Estado del campo. El campo de la historia del arte islámico está experimentando actualmente un período de autorreflexión y revisión. Públicamente, esto es más evidente en varias reinstalaciones importantes de museos (Museo Metropolitano de Arte, Louvre, Museo de Brooklyn, Colección David) que han ocurrido en la última década y algunas de las cuales todavía están en progreso. De preocupación central es la validez de la frase “Arte Islámico” para describir la cultura visual en cuestión. Algunos curadores y académicos han rechazado esta designación religiosa a favor de la especificidad regional (considere el nuevo nombre de las galerías del Museo Metropolitano de Arte) y han criticado sus orígenes monolíticos, eurocéntricos y religiosos. De hecho, aunque algunos ejemplos de arte y arquitectura islámica se hicieron con fines religiosos (un Corán para recitar en una mezquita), otros atendieron necesidades seculares (una ventana para decorar una casa).

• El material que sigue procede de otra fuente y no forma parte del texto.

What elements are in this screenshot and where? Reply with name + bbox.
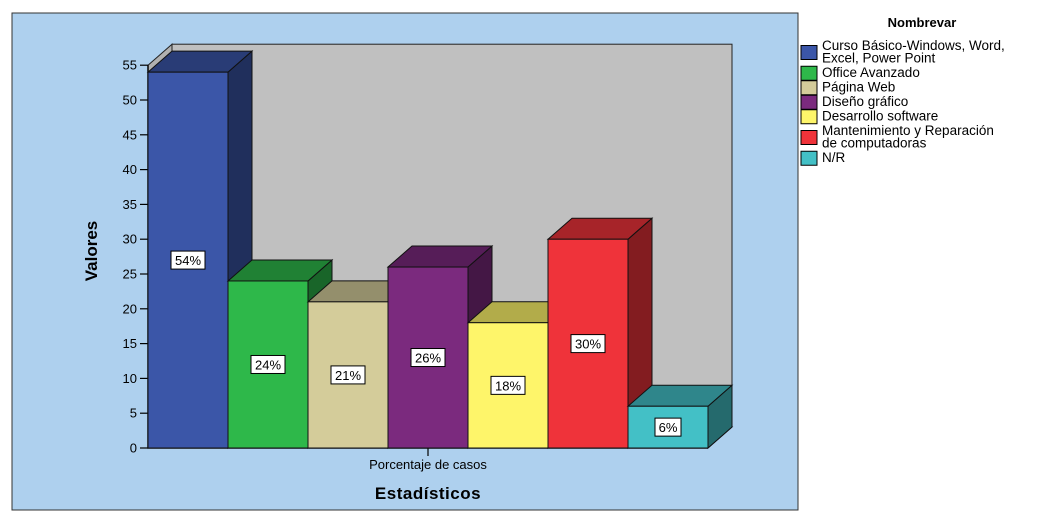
legend-label-line: Mantenimiento y Reparación (822, 123, 994, 138)
legend-item: Desarrollo software (800, 109, 938, 125)
legend-label: Desarrollo software (822, 109, 938, 124)
legend-label-line: Office Avanzado (822, 65, 920, 80)
legend-swatch (800, 94, 818, 110)
y-tick-label: 30 (123, 232, 137, 247)
y-tick-label: 55 (123, 58, 137, 73)
data-label-box (330, 365, 366, 385)
legend-item: Curso Básico-Windows, Word, Excel, Power … (800, 38, 1005, 66)
data-label: 24% (250, 354, 286, 374)
y-tick-label: 5 (130, 406, 137, 421)
y-axis-title: Valores (82, 221, 101, 282)
y-tick-label: 15 (123, 336, 137, 351)
legend-item: Página Web (800, 80, 895, 96)
legend-label-line: Excel, Power Point (822, 51, 936, 66)
legend-swatch (800, 80, 818, 96)
data-label-box (570, 334, 606, 354)
data-label-text: 54% (175, 253, 201, 268)
data-label: 54% (170, 250, 206, 270)
data-labels-layer: 54% 24% 21% 26% 18% 30% 6% (170, 250, 682, 437)
data-label-text: 24% (255, 357, 281, 372)
data-label-box (250, 354, 286, 374)
data-label-text: 6% (659, 420, 678, 435)
legend-label: N/R (822, 150, 846, 165)
legend-label: Diseño gráfico (822, 94, 908, 109)
data-label-box (490, 375, 526, 395)
legend-item: Office Avanzado (800, 65, 920, 81)
y-tick-label: 0 (130, 441, 137, 456)
data-label-text: 18% (495, 378, 521, 393)
data-label: 30% (570, 334, 606, 354)
data-label-box (170, 250, 206, 270)
data-label-box (410, 348, 446, 368)
legend-label-line: de computadoras (822, 136, 927, 151)
category-label: Porcentaje de casos (369, 457, 487, 472)
data-label: 26% (410, 348, 446, 368)
legend-label: Office Avanzado (822, 65, 920, 80)
data-label-text: 30% (575, 337, 601, 352)
y-tick-label: 35 (123, 197, 137, 212)
legend-label-line: Curso Básico-Windows, Word, (822, 38, 1005, 53)
legend-swatch (800, 109, 818, 125)
y-tick-label: 10 (123, 371, 137, 386)
legend-label-line: N/R (822, 150, 846, 165)
legend-label: Curso Básico-Windows, Word, Excel, Power … (822, 38, 1005, 66)
legend-swatch (800, 130, 818, 145)
y-tick-label: 25 (123, 267, 137, 282)
data-label-box (654, 417, 682, 437)
data-label-text: 26% (415, 351, 441, 366)
legend-item: Mantenimiento y Reparación de computadora… (800, 123, 994, 151)
legend-label: Mantenimiento y Reparación de computadora… (822, 123, 994, 151)
legend-label-line: Página Web (822, 80, 895, 95)
y-tick-label: 40 (123, 162, 137, 177)
legend: Curso Básico-Windows, Word, Excel, Power … (800, 38, 1005, 166)
legend-title: Nombrevar (888, 15, 957, 30)
x-axis-title: Estadísticos (375, 484, 481, 503)
data-label: 18% (490, 375, 526, 395)
legend-label-line: Diseño gráfico (822, 94, 908, 109)
bar (626, 384, 734, 450)
data-label-text: 21% (335, 368, 361, 383)
legend-item: N/R (800, 150, 846, 166)
legend-item: Diseño gráfico (800, 94, 908, 110)
legend-label-line: Desarrollo software (822, 109, 938, 124)
data-label: 21% (330, 365, 366, 385)
legend-label: Página Web (822, 80, 895, 95)
legend-swatch (800, 65, 818, 81)
y-tick-label: 50 (123, 93, 137, 108)
legend-swatch (800, 45, 818, 60)
data-label: 6% (654, 417, 682, 437)
y-tick-label: 45 (123, 127, 137, 142)
legend-swatch (800, 150, 818, 166)
y-tick-label: 20 (123, 301, 137, 316)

Además, hay muchos ejemplos de no musulmanes que crean obras de arte clasificadas como obras de arte “islámicas” o incluso “islámicas” creadas para mecenas no musulmanes. Estas realidades reconocidas, algunos académicos e instituciones han optado por enfatizar el componente islámico del “arte islámico” (considere el nombre de las renovadas galerías del Louvre, “Artes del Islam”, que se reabrió en el otoño de 2012).

La colección de la Fundación Doris Duke para el Arte Islámico (DDFIA), y su presentación en Shangri La, tiene mucho que aportar a estos diálogos globales en curso. En un momento en que la designación “arte islámico” se debate ferozmente, la colección DDFIA desafía las taxonomías existentes (artefactos etnográficos versus bellas artes; seculares versus religiosos; centrales versus periferia), al tiempo que estimula nuevas formas de pensar, definir y apreciar lo visual cultura.